The third element to make this new downtown school relevant is the building itself. It was a foundational question in creating the appropriate design to engage and inform the surrounding community. “So the building is wide open in a lot of ways,” said Sylvester. “Entire walls basically disappear, so that people can come in, enjoy the shade, have a cup of coffee, and while sitting there perhaps watch our video screens and become informed about the news of the day in law, or the history of law, or the importance of law in their lives.”  He adds, “I think the real problem that lawyers ran into is that we stopped thinking about how law is such an incredibly positive role in everybody’s life, every day. Law is ultimately structural. It provides the framework 99% of the time for people to move forward in their lives. We make the law relevant by revealing to people how we help, as lawyers , in your life, every single day.”

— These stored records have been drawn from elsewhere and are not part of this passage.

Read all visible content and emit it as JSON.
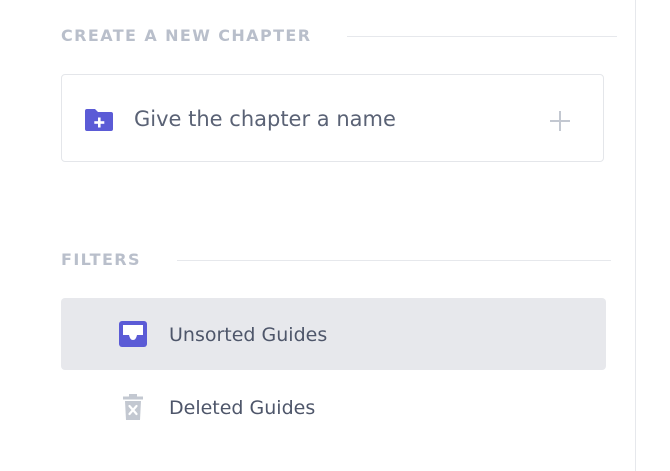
{
  "create_section": {
    "title": "CREATE A NEW CHAPTER",
    "input_placeholder": "Give the chapter a name",
    "input_value": "",
    "folder_icon": "folder-plus-icon",
    "add_icon": "plus-icon"
  },
  "filters_section": {
    "title": "FILTERS",
    "items": [
      {
        "label": "Unsorted Guides",
        "icon": "inbox-icon",
        "active": true
      },
      {
        "label": "Deleted Guides",
        "icon": "trash-icon",
        "active": false
      }
    ]
  },
  "colors": {
    "accent": "#5b5bd6",
    "muted_icon": "#c3c8d1",
    "active_row_bg": "#e7e8ec",
    "text": "#4e566a",
    "section_title": "#b9bfcb"
  }
}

In line with ASU’s belief in grounding the school in the community has been the creation of the ASU Alumni Law Group, a groundbreaking program modeled on a teaching hospital structure, where you have permanent employees who supervise young associates with real clients. He’s quick to point out that these are not student lawyers. Associates have graduated from law school, have been admitted to the bar, and have to apply to work at the firm for a two to three-year stint. It’s a nonprofit law firm that serves paying clients. The services aren’t free, but they are considerably less than the going rate. This one-of-a-kind program provides legal services to everyday Arizonans in family law, estate planning, criminal defense, civil litigation and small business, which underscores ASU’s commitment to community engagement.

As we looked down at the new school taking shape below, Sylvester noted that construction is on schedule to be completed in May 2016, with move-in scheduled for that summer in time to be open for 2016 fall classes. The underground parking lots are nearly done and next we’ll be seeing the steel framework rising out of the ground. We look forward to seeing how the move to downtown will make ASU’s respected law school even more relevant for the 21st century.